February 14, 2018
By Elaine Schmidt
As four lonely strangers huddle together over drinks in a Manhattan bar at the height of World War II, they come to a cold realization: Humankind's tendency for self-destruction has sapped them of all hope and happiness.
That it takes conflict, chaos and loss for humans to re-evaluate our search for faith is perhaps the most tragic sentiment of W.H. Auden's book-length poem "The Age of Anxiety." After Quant, Malin, Rosetta and Emble find common ground and create an alcohol-induced happiness, with long-breathed soliloquies about "the godless growing like green cedars on righteous ruins," a blossoming friendship takes them to Rosetta's apartment, where more drinking ensues, capped with a bit of self-understanding in the end.
If the book-length poem published in 1947 captured a wartime dread and anxiety that was to last another four decades or so, Leonard Bernstein's symphonic piano concerto of the same name turned it into a statement of perennial relevance.
"We all feel we have something failing us in humanity, but at the same time we experience joy and connection with other human beings," says pianist Orli Shaham. "In this way the piece is timeless."
Shaham is the featured soloist for the Orlando Philharmonic's performance of "The Age of Anxiety" this Saturday, in commemoration of the 100th anniversary of Bernstein's birth.

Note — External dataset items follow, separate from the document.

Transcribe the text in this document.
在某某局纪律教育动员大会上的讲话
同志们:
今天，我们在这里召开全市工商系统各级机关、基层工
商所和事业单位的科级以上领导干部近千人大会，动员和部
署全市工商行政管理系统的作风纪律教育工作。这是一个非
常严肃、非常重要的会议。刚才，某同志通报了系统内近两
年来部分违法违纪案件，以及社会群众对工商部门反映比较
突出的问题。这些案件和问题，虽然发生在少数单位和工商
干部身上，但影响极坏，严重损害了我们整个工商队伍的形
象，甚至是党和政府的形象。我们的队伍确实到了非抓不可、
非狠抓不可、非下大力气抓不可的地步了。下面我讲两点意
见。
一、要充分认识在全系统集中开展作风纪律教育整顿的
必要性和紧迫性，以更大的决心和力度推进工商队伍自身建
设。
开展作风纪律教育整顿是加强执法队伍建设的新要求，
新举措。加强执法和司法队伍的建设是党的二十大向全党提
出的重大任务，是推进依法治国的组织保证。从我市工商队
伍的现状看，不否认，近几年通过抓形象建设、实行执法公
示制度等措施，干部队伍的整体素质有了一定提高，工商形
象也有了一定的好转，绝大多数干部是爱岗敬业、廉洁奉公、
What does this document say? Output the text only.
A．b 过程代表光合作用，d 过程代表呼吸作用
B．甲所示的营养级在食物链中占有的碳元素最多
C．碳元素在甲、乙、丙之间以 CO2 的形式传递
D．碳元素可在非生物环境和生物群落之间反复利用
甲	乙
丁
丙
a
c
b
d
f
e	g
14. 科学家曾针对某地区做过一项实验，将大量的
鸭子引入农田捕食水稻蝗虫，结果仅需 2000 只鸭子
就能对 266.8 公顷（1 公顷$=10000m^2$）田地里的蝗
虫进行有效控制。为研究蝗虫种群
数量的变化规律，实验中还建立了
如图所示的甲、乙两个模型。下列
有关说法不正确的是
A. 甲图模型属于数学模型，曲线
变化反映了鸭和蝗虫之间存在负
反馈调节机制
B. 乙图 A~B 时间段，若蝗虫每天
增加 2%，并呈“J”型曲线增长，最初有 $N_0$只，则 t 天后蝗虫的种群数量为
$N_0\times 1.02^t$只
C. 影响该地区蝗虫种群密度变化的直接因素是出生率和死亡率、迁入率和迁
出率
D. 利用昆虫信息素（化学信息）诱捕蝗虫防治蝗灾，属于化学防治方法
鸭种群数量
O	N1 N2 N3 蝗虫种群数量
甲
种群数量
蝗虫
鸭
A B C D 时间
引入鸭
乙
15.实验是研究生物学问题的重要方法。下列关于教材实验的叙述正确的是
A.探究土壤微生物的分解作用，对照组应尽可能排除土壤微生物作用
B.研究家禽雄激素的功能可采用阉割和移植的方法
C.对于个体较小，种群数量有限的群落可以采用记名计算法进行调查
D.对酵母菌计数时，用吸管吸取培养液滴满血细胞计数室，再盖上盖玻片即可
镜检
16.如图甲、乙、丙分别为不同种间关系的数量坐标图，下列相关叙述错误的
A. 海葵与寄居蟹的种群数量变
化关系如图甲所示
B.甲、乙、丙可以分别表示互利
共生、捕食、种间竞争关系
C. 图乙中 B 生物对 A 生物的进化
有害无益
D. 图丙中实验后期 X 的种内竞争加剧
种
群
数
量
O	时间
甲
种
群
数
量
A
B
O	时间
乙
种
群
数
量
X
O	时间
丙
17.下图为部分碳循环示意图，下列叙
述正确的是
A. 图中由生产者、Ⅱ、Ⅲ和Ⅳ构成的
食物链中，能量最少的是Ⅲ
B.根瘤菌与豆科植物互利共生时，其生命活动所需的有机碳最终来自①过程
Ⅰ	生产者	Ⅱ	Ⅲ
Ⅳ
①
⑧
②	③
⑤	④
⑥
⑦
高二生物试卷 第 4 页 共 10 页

Born in Jerusalem to scientist parents, Shaham was first encouraged to learn the piece at the age of 19 by Victor Yampolsky, former music director of the Omaha Symphony Orchestra. She has taken it all over the world since, culminating, after more than 20 years of interpreting the piece, with a performance with the China NCPA Orchestra this summer in Beijing. "I never cease to find delight in it," she says.
Always ambivalent about his relationship to his Judaism, Bernstein found kinship with the poem and devised a large-scale symphony-concerto following Auden's general structure and tone.
"Both works are enormous and speak with great depth," says Shaham, who is making her Orlando Philharmonic debut under the baton of former Juilliard classmate Eric Jacobsen. "The piece holds together very well on its own, even though it comes from the Auden poem. It's one artist understanding the other's work so deeply that he makes it his own."
Following a prologue for two clarinets and a series of 14 related variations for piano and orchestra, there is a dirge for the loss of hope that marks the decadence of the 20th century. "It symbolizes all of our deepest anguish – our mourning for what we thought the world was before World War II, although it applies to other contexts of deep existential angst," says Shaham. A brisk masque follows – the party at Rosetta's, in which Bernstein blazingly depicts the uniquely American flavor of jazz and musical theater. The masque "serves as a release from [the anguish of the dirge], and brings us back to people interacting and finding joy in each other," Shaham says.
It is that joy in communion that persists after the end of Bernstein's stirring climax for full orchestra and piano, though almost 40 years after the premiere he remembered it as a "false hilarity," in the context of the war. But, he said, "somewhere in the aftermath, at least one of the characters does find the core of faith, which is what I'm after in – I guess – every work I ever write."